The Austin Chronicle called the song a "demented Bollywood fever dream [that] manages to out-deprave R. Kelly." SPIN said that the song was "so sophomoric that [it borders] on surreal, all syncopated dis-gibberish and loony celebrity-baiting." The New York Times said that the song was "brilliantly insane: Dr. Dre lays some curlicued sitars atop a lazy bass line, while Eminem pays tribute to Hilary Duff and the Olsen Twins, delivering his rhymes in a thick accent that's supposed to be either Triumph the Insult Comic Dog or Arnold Schwarzenegger (apparently, they talk the same)." Slant Magazine called "Ass Like That" "a whole song devoted to Robert Smigel’s Triumph The Insult Comic Dog".

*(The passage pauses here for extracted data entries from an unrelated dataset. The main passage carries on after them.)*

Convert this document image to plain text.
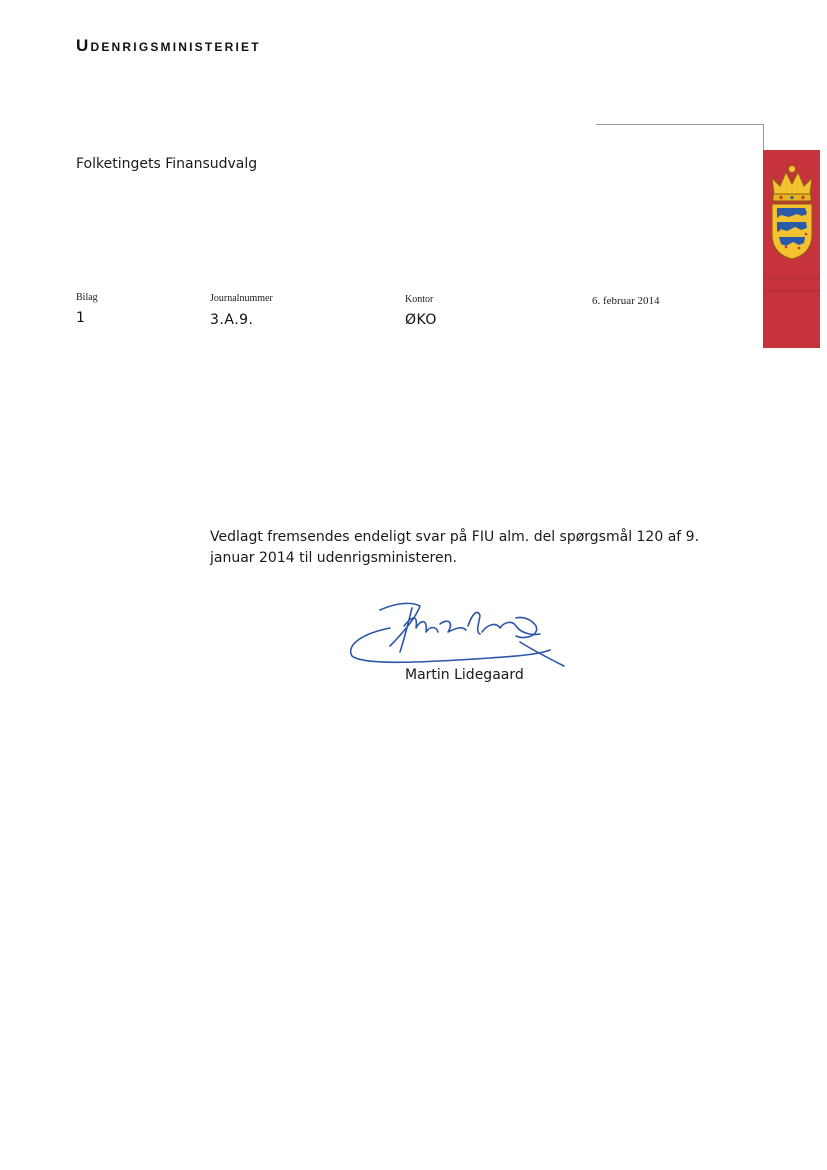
Udenrigsministeriet
Folketingets Finansudvalg
Bilag
1
Journalnummer
3.A.9.
Kontor
ØKO
6. februar 2014

Vedlagt fremsendes endeligt svar på FIU alm. del spørgsmål 120 af 9.
januar 2014 til udenrigsministeren.

Martin Lidegaard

The A.V. Club called it "a track so muddled that it's hard to tell whether it's a song-length putdown of Triumph The Insult Comic Dog or an elaborate backhanded homage. The song backfires spectacularly, because Eminem and Triumph essentially share the same shtick—deflating celebrity egos with barbed wisecracks—and because at this point, Triumph is a lot funnier and more pointed in his putdowns than his human counterpart."

==Track listing==

Digital Download
| No. | Title | Writer(s) | Producer(s) | Length |
|---|---|---|---|---|
| 1. | "Ass Like That" (album version) (edited) | Marshall Mathers; Andre Young; Mike Elizondo; Mark Batson; Chris Pope; | Dr. Dre; Mike Elizondo; | 4:25 |
| 2. | "Business" (live in L.A.) | Mathers; Young; Theron Feemster; Elizondo; | Dr. Dre | 2:34 |
| 3. | "Ass like That" (instrumental) | Mathers; Young; Elizondo; Batson; Pope; | Dr. Dre; Elizondo; | 4:47 |
| Total length: |  |  |  | 11:46 |

UK CD Single
| No. | Title | Writer(s) | Producer(s) | Length |
|---|---|---|---|---|
| 1. | "Ass Like That" (album version) (edited) | Marshall Mathers; Andre Young; Mike Elizondo; Mark Batson; Chris Pope; | Dr. Dre; Mike Elizondo; | 4:25 |
| 2. | "Business" (live in L.A.) | Mathers; Young; Theron Feemster; Elizondo; | Dr. Dre | 2:34 |
| 3. | "Ass like That" (instrumental) | Mathers; Young; Elizondo; Batson; Pope; | Dr. Dre; Elizondo; | 4:47 |
| 4. | "Ass Like That" (video) (director's cut) | Mathers; Young; Elizondo; Batson; Pope; | Dr. Dre; Elizondo; | 4:45 |
| Total length: |  |  |  | 16:31 |

7" vinyl
| No. | Title | Writer(s) | Producer(s) | Length |
|---|---|---|---|---|
| 1. | "Ass Like That" (album version) (edited) | Marshall Mathers; Andre Young; Mike Elizondo; Mark Batson; Chris Pope; | Dr. Dre; Mike Elizondo; | 4:25 |
| 2. | "Ass Like That" (instrumental) | Mathers; Young; Elizondo; Batson; Pope; | Dr. Dre; Elizondo; | 4:47 |
| Total length: |  |  |  | 9:12 |

==Charts==

===Weekly charts===

| Chart (2005) | Peak position |
|---|---|
| Australia (ARIA) | 10 |
| Australian Urban (ARIA) | 5 |
| Austria (Ö3 Austria Top 40) | 27 |
| Belgium (Ultratop 50 Flanders) | 20 |
| Belgium (Ultratop 50 Wallonia) | 23 |
| Denmark (Tracklisten) | 6 |
| Europe (European Hot 100 Singles) | 11 |
| Germany (GfK) | 31 |
| Greece (IFPI) | 13 |
| Ireland (IRMA) | 4 |
| Netherlands (Single Top 100) | 25 |
| New Zealand (Recorded Music NZ) | 9 |
| Romanian Singles Chart^{[citation needed]} | 17 |
| Scotland Singles (OCC) | 5 |
| Switzerland (Schweizer Hitparade) | 25 |
| UK Singles (OCC) | 4 |
| UK Hip Hop/R&B (OCC) | 3 |
| US Billboard Hot 100 | 60 |
| US Hot R&B/Hip-Hop Songs (Billboard) | 93 |

===Year-end charts===

| Chart (2005) | Position |
|---|---|
| Australia (ARIA) | 69 |
| UK Singles (Official Charts Company) | 99 |

==Certifications==

| Region | Certification | Certified units/sales |
| Australia (ARIA) | 3× Platinum | 210,000^{‡} |
| New Zealand (RMNZ) | Platinum | 30,000^{‡} |
| United Kingdom (BPI) | Gold | 400,000^{‡} |
| United States (RIAA) | Platinum | 1,000,000^{‡} |
^{‡} Sales+streaming figures based on certification alone.